En tal sentido, los fiscales generales consideraron que el hecho representaba una gravedad institucional inusitada. Asimismo, valoraron como agravantes el poder omnímodo que detentaba Reynoso como único juez federal con jurisdicción en la frontera de la Provincia de Salta con el Estado Plurinacional de Bolivia, el descrédito social que su accionar generó contra el ejercicio de la magistratura y que, mediante sus conductas ilícitas, garantizó la impunidad de líderes de importantes grupos narcocriminales que al día de hoy siguen impunes como Jose Luis Sejas Rosales y Jose Miguel Farfán, quien continua prófugo y sobre el que pesa un pedido de captura nacional e internacional.

También señalaron que el ex magistrado junto a otros miembros de esa organización criminal aún deben responder en tres causas diferentes en las que se investigan faltantes de droga en el Juzgado Federal de Orán, casos de cohechos y falsificaciones materiales e ideológicas de instrumentos públicos, entre otros delitos, las cuales tramitan ante el Juzgado Federal N°1 de Salta, a cargo del Dr. Julio Leonardo Bavio, con la intervención del titular de la Fiscalía Federal N°2 de dicha jurisdicción, Eduardo Villalba, junto a la Procuraduría de Narcocriminalidad (PROCUNAR).
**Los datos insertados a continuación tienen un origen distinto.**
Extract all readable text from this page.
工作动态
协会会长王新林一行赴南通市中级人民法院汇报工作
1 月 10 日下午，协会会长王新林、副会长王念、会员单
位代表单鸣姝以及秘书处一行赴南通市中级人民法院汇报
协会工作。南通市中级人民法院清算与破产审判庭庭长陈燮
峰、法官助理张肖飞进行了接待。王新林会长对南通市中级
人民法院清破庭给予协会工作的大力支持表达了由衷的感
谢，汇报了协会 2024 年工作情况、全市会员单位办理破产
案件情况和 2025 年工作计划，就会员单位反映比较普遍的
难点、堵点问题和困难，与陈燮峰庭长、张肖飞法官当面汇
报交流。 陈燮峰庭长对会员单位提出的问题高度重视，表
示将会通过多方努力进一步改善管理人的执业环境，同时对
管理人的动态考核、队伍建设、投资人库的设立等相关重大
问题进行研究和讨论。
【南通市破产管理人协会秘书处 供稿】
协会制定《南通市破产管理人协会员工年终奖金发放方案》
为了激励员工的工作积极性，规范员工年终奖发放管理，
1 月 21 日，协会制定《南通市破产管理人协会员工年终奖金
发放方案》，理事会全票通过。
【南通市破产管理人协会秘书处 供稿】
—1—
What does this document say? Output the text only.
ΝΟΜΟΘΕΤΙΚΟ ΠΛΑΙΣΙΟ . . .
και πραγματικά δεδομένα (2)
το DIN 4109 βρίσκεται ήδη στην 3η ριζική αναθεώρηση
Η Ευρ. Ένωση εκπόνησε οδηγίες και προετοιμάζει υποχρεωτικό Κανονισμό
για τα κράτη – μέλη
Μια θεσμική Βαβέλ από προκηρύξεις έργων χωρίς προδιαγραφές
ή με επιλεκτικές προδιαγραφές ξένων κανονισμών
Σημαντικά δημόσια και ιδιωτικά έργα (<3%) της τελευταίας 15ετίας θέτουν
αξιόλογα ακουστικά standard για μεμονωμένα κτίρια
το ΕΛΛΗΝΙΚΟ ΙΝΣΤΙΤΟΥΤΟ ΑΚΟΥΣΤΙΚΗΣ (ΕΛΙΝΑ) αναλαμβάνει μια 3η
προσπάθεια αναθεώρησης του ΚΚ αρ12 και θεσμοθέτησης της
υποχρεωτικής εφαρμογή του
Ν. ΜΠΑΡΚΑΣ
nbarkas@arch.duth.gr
Asimismo, en su alegato, los fiscales generales Amad y Snopek repasaron varios tramos de los testimonios más relevantes, que daban cuenta de las circunstancias en las que las dádivas eran pagadas y la actuación de abogados intermediarios. También se puntualizó sobre el relato de los empleados del Juzgado Federal de Orán, quienes refirieron que Reynoso los obligaba a redactar resoluciones carentes de sentido, que beneficiaban a importantes narcotraficantes que eran desincriminados mediante sorpresivos cambios de calificación o a través de excarcelaciones de oficio, para lo cual conminaba a los empleados a omitir pruebas de cargo fundamentales. Frente a los reclamos del personal, el ex magistrado respondía: “haga bien, haga mal, pero resuelva de esa forma” o “cuando Ud. sea el juez podrá resolver como usted quiera”.

Los testimonios brindados por los empleados del Juzgado fueron claves. Durante el debate, algunos de ellos, entre lágrimas, recordaron el proceder del magistrado y el daño psicológico que sufrieron; otros sostuvieron haber sido perseguidos, sumariados, sancionados o directamente amenazados en su lugar de trabajo por el acusado. Las declaraciones fueron contundentes al señalar el temor reverencial que el juez les infundía, al tiempo que detallaron que algunos abogados recibían un trato diferencial y tenían privilegios por sobre otros letrados. También coincidieron en el modo ilegal en que se otorgaban las libertades y beneficios procesales en grandes causas sobre narcotráfico. En tal sentido, puntualizaron que “las libertades estaban tarifadas. La gente venía a mesa de entrada y preguntaba cuanto valía su libertad”.

El debate oral continuará el próximo 4 de febrero de 2019, ocasión en la que alegarán las defensas de los imputados.